Les artistes devancent l’État

Dans une exposition de fanaux organisée le mercredi 19 décembre 2012 dans les jardins de la Radio Télévision Nationale d’Haïti (RTNH), nos artistes reconstruisent le pays. À l’occasion du 33e anniversaire de ladite institution, et dans la perspective d’un radical changement.

out est lumière. Routes. Immeubles. Sécurité. Écoles. Églises. Places publiques. Hôpitaux. Parcs d’attraction. Des idées en carton achevées sur des tables en bois, d’où les arbres et la propreté réussissent. Cet étalage de fanaux, bien qu’il s’agisse d’un concours axé sur la reconstruction d’Haïti – à la limite d’une vision personnelle – fait montre de l’universalité des rêves haïtiens, ceux qui s’accordent le droit de croire au renouvellement.

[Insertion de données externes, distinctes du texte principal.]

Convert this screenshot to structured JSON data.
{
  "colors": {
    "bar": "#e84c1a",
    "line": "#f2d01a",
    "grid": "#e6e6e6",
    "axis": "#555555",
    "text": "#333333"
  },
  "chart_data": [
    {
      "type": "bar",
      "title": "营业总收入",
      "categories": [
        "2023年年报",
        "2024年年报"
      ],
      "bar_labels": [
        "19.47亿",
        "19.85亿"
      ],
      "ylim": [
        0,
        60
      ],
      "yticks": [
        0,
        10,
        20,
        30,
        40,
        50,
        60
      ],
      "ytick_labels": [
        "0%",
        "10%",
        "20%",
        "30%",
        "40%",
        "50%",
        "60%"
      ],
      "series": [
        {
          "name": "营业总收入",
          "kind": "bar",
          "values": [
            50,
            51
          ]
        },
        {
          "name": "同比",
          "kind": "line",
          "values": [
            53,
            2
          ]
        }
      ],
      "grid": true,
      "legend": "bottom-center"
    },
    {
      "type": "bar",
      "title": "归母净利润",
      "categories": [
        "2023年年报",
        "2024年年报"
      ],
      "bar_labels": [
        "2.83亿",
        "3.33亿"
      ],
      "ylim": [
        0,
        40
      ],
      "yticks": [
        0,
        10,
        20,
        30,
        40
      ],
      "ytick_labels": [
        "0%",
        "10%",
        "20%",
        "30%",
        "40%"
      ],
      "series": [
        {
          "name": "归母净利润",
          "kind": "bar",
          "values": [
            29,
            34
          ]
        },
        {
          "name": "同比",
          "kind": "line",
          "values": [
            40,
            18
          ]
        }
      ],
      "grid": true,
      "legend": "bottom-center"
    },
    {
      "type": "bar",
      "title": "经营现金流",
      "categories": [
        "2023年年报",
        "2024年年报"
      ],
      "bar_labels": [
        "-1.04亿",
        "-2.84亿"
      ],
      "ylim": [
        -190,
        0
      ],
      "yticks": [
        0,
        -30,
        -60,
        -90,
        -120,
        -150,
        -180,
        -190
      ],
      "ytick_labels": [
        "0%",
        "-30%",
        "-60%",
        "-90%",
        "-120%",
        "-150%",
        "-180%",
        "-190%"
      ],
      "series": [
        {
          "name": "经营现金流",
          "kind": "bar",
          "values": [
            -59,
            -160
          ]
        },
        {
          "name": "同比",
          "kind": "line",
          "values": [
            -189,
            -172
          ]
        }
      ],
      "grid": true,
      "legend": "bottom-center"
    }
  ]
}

Nous sommes en plein rêve. Ou presque. Juste à l’ère d’une Haïti nouvelle. Depuis l’entrée de la cour de la RTNH, où le public jouit de son émerveillement dans un mouvement de va-et-vient, on remarque les murs du Palais national. Admiration ou perturbation? Nous revenons dans le temps où il a fallu trois mois pour abattre cet édifice. Maintenant que c’est reconstruit en 11 jours, on se demande si le Palais national, un jour, sortira du fanal.

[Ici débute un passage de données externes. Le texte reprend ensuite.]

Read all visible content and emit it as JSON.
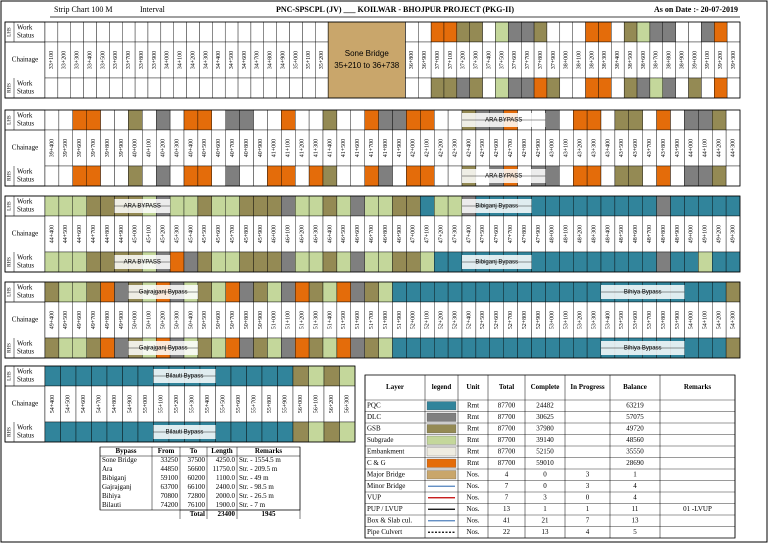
{
  "header": {
    "strip": "Strip Chart  100 M",
    "interval": "Interval",
    "title": "PNC-SPSCPL (JV)  ___  KOILWAR - BHOJPUR PROJECT (PKG-II)",
    "date": "As on Date :- 20-07-2019"
  },
  "row_labels": {
    "lhs": "LHS",
    "work": "Work",
    "status": "Status",
    "chainage": "Chainage",
    "rhs": "RHS"
  },
  "bridge": {
    "name": "Sone Bridge",
    "span": "35+210 to 36+738"
  },
  "bands": [
    {
      "chainages": [
        "33+100",
        "33+200",
        "33+300",
        "33+400",
        "33+500",
        "33+600",
        "33+700",
        "33+800",
        "33+900",
        "34+000",
        "34+100",
        "34+200",
        "34+300",
        "34+400",
        "34+500",
        "34+600",
        "34+700",
        "34+800",
        "34+900",
        "35+000",
        "35+100",
        "35+200",
        null,
        null,
        null,
        null,
        null,
        null,
        "36+800",
        "36+900",
        "37+000",
        "37+100",
        "37+200",
        "37+300",
        "37+400",
        "37+500",
        "37+600",
        "37+700",
        "37+800",
        "37+900",
        "38+000",
        "38+100",
        "38+200",
        "38+300",
        "38+400",
        "38+500",
        "38+600",
        "38+700",
        "38+800",
        "38+900",
        "39+000",
        "39+100",
        "39+200",
        "39+300"
      ],
      "lhs": "----------------------BBBBBB--5522-3112---55-2311--15-",
      "rhs": "----------------------BBBBBB--2212-31152--55-2131-2-5-"
    },
    {
      "chainages": [
        "39+400",
        "39+500",
        "39+600",
        "39+700",
        "39+800",
        "39+900",
        "40+000",
        "40+100",
        "40+200",
        "40+300",
        "40+400",
        "40+500",
        "40+600",
        "40+700",
        "40+800",
        "40+900",
        "41+000",
        "41+100",
        "41+200",
        "41+300",
        "41+400",
        "41+500",
        "41+600",
        "41+700",
        "41+800",
        "41+900",
        "42+000",
        "42+100",
        "42+200",
        "42+300",
        "42+400",
        "42+500",
        "42+600",
        "42+700",
        "42+800",
        "42+900",
        "43+000",
        "43+100",
        "43+200",
        "43+300",
        "43+400",
        "43+500",
        "43+600",
        "43+700",
        "43+800",
        "43+900",
        "44+000",
        "44+100",
        "44+200",
        "44+300"
      ],
      "lhs": "--55--2-1-55-11--5--2--51155--2115--1-55-22-5-112-",
      "rhs": "--55--2-1-55-1--55-52--51-55--2-15-11-55-22-5-112-"
    },
    {
      "chainages": [
        "44+400",
        "44+500",
        "44+600",
        "44+700",
        "44+800",
        "44+900",
        "45+000",
        "45+100",
        "45+200",
        "45+300",
        "45+400",
        "45+500",
        "45+600",
        "45+700",
        "45+800",
        "45+900",
        "46+000",
        "46+100",
        "46+200",
        "46+300",
        "46+400",
        "46+500",
        "46+600",
        "46+700",
        "46+800",
        "46+900",
        "47+000",
        "47+100",
        "47+200",
        "47+300",
        "47+400",
        "47+500",
        "47+600",
        "47+700",
        "47+800",
        "47+900",
        "48+000",
        "48+100",
        "48+200",
        "48+300",
        "48+400",
        "48+500",
        "48+600",
        "48+700",
        "48+800",
        "48+900",
        "49+000",
        "49+100",
        "49+200",
        "49+300"
      ],
      "lhs": "33322223133233222133231332203310000000000000100000",
      "rhs": "33322223151233222133231332230000000000000000100300"
    },
    {
      "chainages": [
        "49+400",
        "49+500",
        "49+600",
        "49+700",
        "49+800",
        "49+900",
        "50+000",
        "50+100",
        "50+200",
        "50+300",
        "50+400",
        "50+500",
        "50+600",
        "50+700",
        "50+800",
        "50+900",
        "51+000",
        "51+100",
        "51+200",
        "51+300",
        "51+400",
        "51+500",
        "51+600",
        "51+700",
        "51+800",
        "51+900",
        "52+000",
        "52+100",
        "52+200",
        "52+300",
        "52+400",
        "52+500",
        "52+600",
        "52+700",
        "52+800",
        "52+900",
        "53+000",
        "53+100",
        "53+200",
        "53+300",
        "53+400",
        "53+500",
        "53+600",
        "53+700",
        "53+800",
        "53+900",
        "54+000",
        "54+100",
        "54+200",
        "54+300"
      ],
      "lhs": "23325123513235123152351230000000000000000000000002",
      "rhs": "23325123513235123152351230000000000000000000000002"
    },
    {
      "chainages": [
        "54+400",
        "54+500",
        "54+600",
        "54+700",
        "54+800",
        "54+900",
        "55+000",
        "55+100",
        "55+200",
        "55+300",
        "55+400",
        "55+500",
        "55+600",
        "55+700",
        "55+800",
        "55+900",
        "56+000",
        "56+100",
        "56+200",
        "56+300"
      ],
      "lhs": "00000000000000002323",
      "rhs": "00000000000000002323"
    }
  ],
  "notes": [
    {
      "band": 1,
      "side": "lhs",
      "from": "42+400",
      "to": "42+900",
      "text": "ARA BYPASS"
    },
    {
      "band": 1,
      "side": "rhs",
      "from": "42+400",
      "to": "42+900",
      "text": "ARA BYPASS"
    },
    {
      "band": 2,
      "side": "lhs",
      "from": "44+900",
      "to": "45+200",
      "text": "ARA BYPASS"
    },
    {
      "band": 2,
      "side": "rhs",
      "from": "44+900",
      "to": "45+200",
      "text": "ARA BYPASS"
    },
    {
      "band": 2,
      "side": "lhs",
      "from": "47+400",
      "to": "47+800",
      "text": "Bibiganj Bypass"
    },
    {
      "band": 2,
      "side": "rhs",
      "from": "47+400",
      "to": "47+800",
      "text": "Bibiganj Bypass"
    },
    {
      "band": 3,
      "side": "lhs",
      "from": "50+000",
      "to": "50+400",
      "text": "Gajrajganj Bypass"
    },
    {
      "band": 3,
      "side": "rhs",
      "from": "50+000",
      "to": "50+400",
      "text": "Gajrajganj Bypass"
    },
    {
      "band": 3,
      "side": "lhs",
      "from": "53+400",
      "to": "53+900",
      "text": "Bihiya Bypass"
    },
    {
      "band": 3,
      "side": "rhs",
      "from": "53+400",
      "to": "53+900",
      "text": "Bihiya Bypass"
    },
    {
      "band": 4,
      "side": "lhs",
      "from": "55+100",
      "to": "55+400",
      "text": "Bilauti Bypass"
    },
    {
      "band": 4,
      "side": "rhs",
      "from": "55+100",
      "to": "55+400",
      "text": "Bilauti Bypass"
    }
  ],
  "bypass_table": {
    "columns": [
      "Bypass",
      "From",
      "To",
      "Length",
      "Remarks"
    ],
    "rows": [
      [
        "Sone Bridge",
        33250,
        37500,
        "4250.0",
        "Str. - 1554.5 m"
      ],
      [
        "Ara",
        44850,
        56600,
        "11750.0",
        "Str. - 209.5 m"
      ],
      [
        "Bibiganj",
        59100,
        60200,
        "1100.0",
        "Str. - 49 m"
      ],
      [
        "Gajrajganj",
        63700,
        66100,
        "2400.0",
        "Str. - 98.5 m"
      ],
      [
        "Bihiya",
        70800,
        72800,
        "2000.0",
        "Str. - 26.5 m"
      ],
      [
        "Bilauti",
        74200,
        76100,
        "1900.0",
        "Str. - 7 m"
      ]
    ],
    "total": {
      "label": "Total",
      "length": 23400,
      "remarks": 1945
    }
  },
  "layer_table": {
    "columns": [
      "Layer",
      "legend",
      "Unit",
      "Total",
      "Complete",
      "In Progress",
      "Balance",
      "Remarks"
    ],
    "rows": [
      {
        "cells": [
          "PQC",
          "Rmt",
          87700,
          24482,
          null,
          63219,
          null
        ],
        "color": "#31849b",
        "style": "fill"
      },
      {
        "cells": [
          "DLC",
          "Rmt",
          87700,
          30625,
          null,
          57075,
          null
        ],
        "color": "#7f7f7f",
        "style": "fill"
      },
      {
        "cells": [
          "GSB",
          "Rmt",
          87700,
          37980,
          null,
          49720,
          null
        ],
        "color": "#948a54",
        "style": "fill"
      },
      {
        "cells": [
          "Subgrade",
          "Rmt",
          87700,
          39140,
          null,
          48560,
          null
        ],
        "color": "#c4d79b",
        "style": "fill"
      },
      {
        "cells": [
          "Embankment",
          "Rmt",
          87700,
          52150,
          null,
          35550,
          null
        ],
        "color": "#eeece1",
        "style": "fill"
      },
      {
        "cells": [
          "C & G",
          "Rmt",
          87700,
          59010,
          null,
          28690,
          null
        ],
        "color": "#e46c0a",
        "style": "fill"
      },
      {
        "cells": [
          "Major Bridge",
          "Nos.",
          4,
          0,
          3,
          1,
          null
        ],
        "color": "#c9a66b",
        "style": "fill"
      },
      {
        "cells": [
          "Minor Bridge",
          "Nos.",
          7,
          0,
          3,
          4,
          null
        ],
        "color": "#4f81bd",
        "style": "arrow"
      },
      {
        "cells": [
          "VUP",
          "Nos.",
          7,
          3,
          0,
          4,
          null
        ],
        "color": "#c00000",
        "style": "arrow"
      },
      {
        "cells": [
          "PUP / LVUP",
          "Nos.",
          13,
          1,
          1,
          11,
          "01 -LVUP"
        ],
        "color": "#000000",
        "style": "arrow"
      },
      {
        "cells": [
          "Box & Slab cul.",
          "Nos.",
          41,
          21,
          7,
          13,
          null
        ],
        "color": "#4f81bd",
        "style": "arrow"
      },
      {
        "cells": [
          "Pipe Culvert",
          "Nos.",
          22,
          13,
          4,
          5,
          null
        ],
        "color": "#000000",
        "style": "dashed"
      }
    ]
  }
}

Même question pour la cathédrale de Port-au-Prince. Ce temple qui se réduit à ses ruines, 35 mois après le séisme du 12 janvier 2012.

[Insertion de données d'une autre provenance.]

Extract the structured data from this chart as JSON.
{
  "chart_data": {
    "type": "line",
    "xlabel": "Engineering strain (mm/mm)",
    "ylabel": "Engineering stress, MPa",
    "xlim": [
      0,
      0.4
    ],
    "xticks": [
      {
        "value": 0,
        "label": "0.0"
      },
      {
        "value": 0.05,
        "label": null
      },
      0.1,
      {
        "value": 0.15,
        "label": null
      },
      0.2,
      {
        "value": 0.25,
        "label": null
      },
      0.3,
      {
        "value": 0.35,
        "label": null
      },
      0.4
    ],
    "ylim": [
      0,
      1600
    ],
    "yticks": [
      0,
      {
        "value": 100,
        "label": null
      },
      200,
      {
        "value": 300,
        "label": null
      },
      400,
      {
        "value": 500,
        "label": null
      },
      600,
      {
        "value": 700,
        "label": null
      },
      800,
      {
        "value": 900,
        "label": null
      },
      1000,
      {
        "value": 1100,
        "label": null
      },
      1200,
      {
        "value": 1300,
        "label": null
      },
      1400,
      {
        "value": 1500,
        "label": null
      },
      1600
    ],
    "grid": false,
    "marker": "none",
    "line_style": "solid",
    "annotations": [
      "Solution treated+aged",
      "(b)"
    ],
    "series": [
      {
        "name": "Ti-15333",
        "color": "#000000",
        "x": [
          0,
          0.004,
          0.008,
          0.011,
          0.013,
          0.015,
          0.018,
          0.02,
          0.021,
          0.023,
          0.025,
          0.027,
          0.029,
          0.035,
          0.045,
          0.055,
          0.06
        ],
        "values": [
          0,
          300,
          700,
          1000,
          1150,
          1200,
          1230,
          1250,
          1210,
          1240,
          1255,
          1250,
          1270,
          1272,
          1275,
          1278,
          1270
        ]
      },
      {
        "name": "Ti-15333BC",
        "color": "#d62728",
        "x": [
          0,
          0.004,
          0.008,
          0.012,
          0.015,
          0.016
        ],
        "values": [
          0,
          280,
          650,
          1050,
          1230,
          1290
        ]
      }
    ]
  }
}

Que restera-t-il de ce concours?

Comptant 75 participants de tout âge, cette activité, organisée par la direction générale de la RTNH en collaboration avec la direction culturelle, prendra fin le 22 décembre 2012. Soit la veille de l’anniversaire de l’institution. Selon Rouseline Guillaume, l’un des membres du comité, le jury ne désignera que trois gagnants. À la différence des deux derniers qui remporteront respectivement le prix de 75 000 et 50 000 gourdes, le premier partira avec 100 000 gourdes. Toutefois, le ministre de la Culture, Jean Mario Dupuy, dans des propos tenus lors de l’exposition, souligne que des primes de consolation seront éventuellement accordées aux autres artistes.

Que disent les participants?

Debout à côté de leurs produits, dans cette posture qui frise le délire, les artistes sont dans le feu de l’action. Ils s’agitent. Ils expliquent. L’ « Haïti virtuelle » est l’objet d’éloges. De critiques. Johnny Emmanuel Ambroise, informaticien de 39 ans, réinvente la tour 2004. Il ne se prive pas de corriger les erreurs commises par nos maîtres à penser.

« On a raté la tour 2004, explique-t-il. À compter de 1804 à 2004, cette édification doit être la place des aïeux. L’aire de repos de nos héros. Je l’ai construite en 10 mois. Une façon de prouver qu’on peut naturellement avoir un nouveau départ. »

« Il faut commencer par le début, recommande Jean Wisly Milord. Si on veut reconstruire le pays, on doit d’abord réédifier le Palais national. Ce soir, j’ose faire le premier pas. »

Les artistes devancent le temps. Ils parlent à travers leurs créations d’une reconstruction pleine d’audace. Cité-Soleil resplendit. Delmas retrouve ses repères. Champ de Mars rivalise avec les Champs-Élysées….

Puisqu’il est toujours bon de récompenser, Haïti sera-t-elle en fanal pour les autres années?

Quand est-ce que l’État rattrapera ces artistes?